Now the landing direction of automatic driving has shown a clear map. Compared with the "Unmanned Vehicle" that initially went straight to L4, it is obviously more expensive and practical. According to the application scenarios, the automatic driving track is divided into two major markets: commercial vehicles and passenger vehicles; The latter is a manned application for C-end consumers. Due to the difficulty of technology application and legal restrictions, the commercial application of automatic driving usually follows the principle of carrying things first, then carrying people, and closing first, then opening up, and gradually launches.

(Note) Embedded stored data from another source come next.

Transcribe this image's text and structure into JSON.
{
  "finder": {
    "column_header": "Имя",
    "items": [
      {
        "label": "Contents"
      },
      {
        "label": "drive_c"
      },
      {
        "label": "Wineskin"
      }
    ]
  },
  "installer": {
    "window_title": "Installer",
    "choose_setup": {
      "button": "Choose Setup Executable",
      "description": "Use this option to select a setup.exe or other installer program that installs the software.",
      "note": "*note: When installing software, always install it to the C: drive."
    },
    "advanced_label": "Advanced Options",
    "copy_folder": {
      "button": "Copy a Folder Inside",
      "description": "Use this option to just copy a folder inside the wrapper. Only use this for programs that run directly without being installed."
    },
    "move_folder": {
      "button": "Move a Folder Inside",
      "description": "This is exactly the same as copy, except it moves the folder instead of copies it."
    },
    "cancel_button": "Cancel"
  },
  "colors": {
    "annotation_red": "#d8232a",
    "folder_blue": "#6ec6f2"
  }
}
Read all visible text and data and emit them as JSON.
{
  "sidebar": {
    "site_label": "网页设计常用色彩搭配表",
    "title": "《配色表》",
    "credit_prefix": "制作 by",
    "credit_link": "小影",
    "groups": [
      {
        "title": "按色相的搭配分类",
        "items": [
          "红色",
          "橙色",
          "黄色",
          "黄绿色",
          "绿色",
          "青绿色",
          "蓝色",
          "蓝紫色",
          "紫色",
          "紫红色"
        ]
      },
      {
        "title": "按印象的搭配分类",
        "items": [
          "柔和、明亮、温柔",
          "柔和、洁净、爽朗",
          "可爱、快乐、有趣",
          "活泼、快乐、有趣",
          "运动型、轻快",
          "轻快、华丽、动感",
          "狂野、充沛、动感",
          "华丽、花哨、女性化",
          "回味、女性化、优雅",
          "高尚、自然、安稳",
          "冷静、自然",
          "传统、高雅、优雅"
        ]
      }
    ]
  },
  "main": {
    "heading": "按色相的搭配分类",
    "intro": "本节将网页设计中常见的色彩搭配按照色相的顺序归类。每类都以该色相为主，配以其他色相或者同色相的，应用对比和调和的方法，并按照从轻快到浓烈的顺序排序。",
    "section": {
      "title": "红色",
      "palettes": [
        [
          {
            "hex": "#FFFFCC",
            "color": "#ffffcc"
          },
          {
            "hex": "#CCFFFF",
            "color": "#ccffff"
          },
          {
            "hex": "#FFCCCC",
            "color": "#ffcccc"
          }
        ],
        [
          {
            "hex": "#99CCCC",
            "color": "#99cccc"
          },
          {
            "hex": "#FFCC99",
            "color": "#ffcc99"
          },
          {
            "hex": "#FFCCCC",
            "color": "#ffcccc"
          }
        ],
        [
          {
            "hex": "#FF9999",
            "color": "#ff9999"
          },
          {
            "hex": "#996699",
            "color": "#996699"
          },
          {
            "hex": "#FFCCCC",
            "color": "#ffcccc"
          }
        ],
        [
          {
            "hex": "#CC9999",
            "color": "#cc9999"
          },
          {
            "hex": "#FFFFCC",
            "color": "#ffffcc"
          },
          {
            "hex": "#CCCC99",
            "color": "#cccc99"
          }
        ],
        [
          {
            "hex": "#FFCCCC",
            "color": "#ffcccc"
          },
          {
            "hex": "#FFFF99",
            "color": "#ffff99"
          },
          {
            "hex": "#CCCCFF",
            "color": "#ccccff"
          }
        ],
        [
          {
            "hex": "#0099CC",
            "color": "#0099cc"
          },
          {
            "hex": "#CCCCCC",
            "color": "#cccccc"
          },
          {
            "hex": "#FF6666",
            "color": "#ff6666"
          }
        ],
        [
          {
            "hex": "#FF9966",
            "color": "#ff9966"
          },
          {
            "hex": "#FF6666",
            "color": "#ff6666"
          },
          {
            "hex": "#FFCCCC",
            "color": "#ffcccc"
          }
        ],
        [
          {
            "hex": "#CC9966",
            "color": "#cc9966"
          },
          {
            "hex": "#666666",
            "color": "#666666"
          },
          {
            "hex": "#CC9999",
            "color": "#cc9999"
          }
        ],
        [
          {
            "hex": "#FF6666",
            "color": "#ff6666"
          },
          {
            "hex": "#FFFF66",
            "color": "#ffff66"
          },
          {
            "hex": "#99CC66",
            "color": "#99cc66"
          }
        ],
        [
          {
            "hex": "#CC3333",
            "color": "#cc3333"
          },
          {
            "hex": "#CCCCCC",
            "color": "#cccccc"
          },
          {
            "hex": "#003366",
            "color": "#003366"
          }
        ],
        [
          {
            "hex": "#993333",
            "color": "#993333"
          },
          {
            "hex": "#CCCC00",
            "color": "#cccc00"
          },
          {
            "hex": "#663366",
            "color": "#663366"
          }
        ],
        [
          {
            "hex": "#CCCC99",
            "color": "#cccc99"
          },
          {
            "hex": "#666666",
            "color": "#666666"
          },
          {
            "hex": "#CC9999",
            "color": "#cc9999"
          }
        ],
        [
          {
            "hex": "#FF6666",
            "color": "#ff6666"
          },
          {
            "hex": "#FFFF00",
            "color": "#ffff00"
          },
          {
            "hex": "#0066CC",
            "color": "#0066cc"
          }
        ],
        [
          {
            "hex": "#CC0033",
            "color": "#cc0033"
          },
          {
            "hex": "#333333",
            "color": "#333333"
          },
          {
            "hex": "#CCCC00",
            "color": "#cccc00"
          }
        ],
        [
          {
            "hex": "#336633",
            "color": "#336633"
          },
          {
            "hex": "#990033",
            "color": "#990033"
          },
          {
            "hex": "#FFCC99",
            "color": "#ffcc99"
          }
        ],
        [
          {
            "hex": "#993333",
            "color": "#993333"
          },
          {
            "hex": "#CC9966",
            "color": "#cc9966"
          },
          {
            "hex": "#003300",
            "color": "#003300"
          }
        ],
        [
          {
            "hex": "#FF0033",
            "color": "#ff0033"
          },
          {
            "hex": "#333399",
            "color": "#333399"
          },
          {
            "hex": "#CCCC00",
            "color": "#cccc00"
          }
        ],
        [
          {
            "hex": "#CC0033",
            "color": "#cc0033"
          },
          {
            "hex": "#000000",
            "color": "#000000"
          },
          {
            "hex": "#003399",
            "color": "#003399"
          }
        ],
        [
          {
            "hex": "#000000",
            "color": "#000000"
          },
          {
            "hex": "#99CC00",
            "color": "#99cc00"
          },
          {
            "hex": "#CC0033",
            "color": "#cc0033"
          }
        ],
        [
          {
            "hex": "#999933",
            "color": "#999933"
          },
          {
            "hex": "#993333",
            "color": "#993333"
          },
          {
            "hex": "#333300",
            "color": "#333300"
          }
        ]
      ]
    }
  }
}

 Source of landing map of automatic driving commercialization: Research Report on China's Automatic Driving Industry from 2021-2022 by 36 Krypton Research Institute Source of landing map of automatic driving commercialization: Research Report on China's Automatic Driving Industry from 2021-2022 by 36 Krypton Research Institute

In the fields of commercial vehicles and logistics, specifically, in the closed low-speed scenarios such as trunk lines (long-distance truck transportation on trunk roads), end lines (short distance distribution connecting end users) and ports, mining areas, and warehouses, automatic driving is landing quickly. For example, in the port transportation scenario, according to the data of the Ministry of Industry and Information Technology, as of September 2021, the proportion of automatic driving applications of large port freight vehicles in China has reached 50%.

In terms of Robotaxi landing, this is one of the largest autonomous driving scenarios in the market. Now, new licenses are issued every year, and the scope of road testing and trial operation is expanding. Its driving environment is complex, with high technical requirements, and it is more difficult to achieve commercial landing. The precondition is the improvement of technology and policy, and the decrease of safety officer and hardware cost. Robin Li gave Baidu Robotaxibusiness a profit time point of 2025. According to public data, the cost of a single car of the Apollo Moon, which was released in June 2021, has dropped to 480000 yuan.

Robotaxi, made by technology companies, sells services, while auto companies sell cars for automatic driving. The former has less pressure on mass production and delivery, and chooses a leap forward development path. The latter has obvious advantages in manufacturing and commercial closed-loop.

Tesla, Weixiaoli and other new energy vehicle enterprises have a more aggressive respect for automatic driving, and have carried driving assistance systems that can be upgraded through OTA on their vehicles. However, many accidents have occurred due to excessive marketing packaging, confusion of concepts and immature technology.

Compared with traditional automobile enterprises, they are not so "aggressive" in the field of automatic driving due to multiple self factors such as size, price system and internal system, but they are also entering the market through self research and investment. The object of its investment is mostly the autonomous driving unicorn, which is based on technology. For example, the autonomous driving startup Momenta, which raised $1 billion last year, has received a high degree of attention, and its investors are obviously more traditional car companies and other industrial institutions. GM even acquired Cruise in 2016, and continued blood transfusion to ensure its sufficient funds.

 Momenta financing history source: Tianyancha Momenta financing history source: Tianyancha

Traditional car companies and autonomous unicorns take their own needs and complement each other. On the one hand, car companies need core technologies and Internet genes to speed up more advanced auxiliary driving functions; On the other hand, automatic driving companies just need landing scenarios and large-scale commercial cooperation. If technology is not integrated with industry, it is just a castle in the air.

Automatic driving, after all, is not a cool story of a company changing the world. Technical talents also have to go out of the laboratory to wrestle with complex road conditions, engineering forces, mass production, and the business world. In the next decade of automatic driving, the key word is pragmatism.

(Statement: This article only represents the author's view, not Sina.com's position.)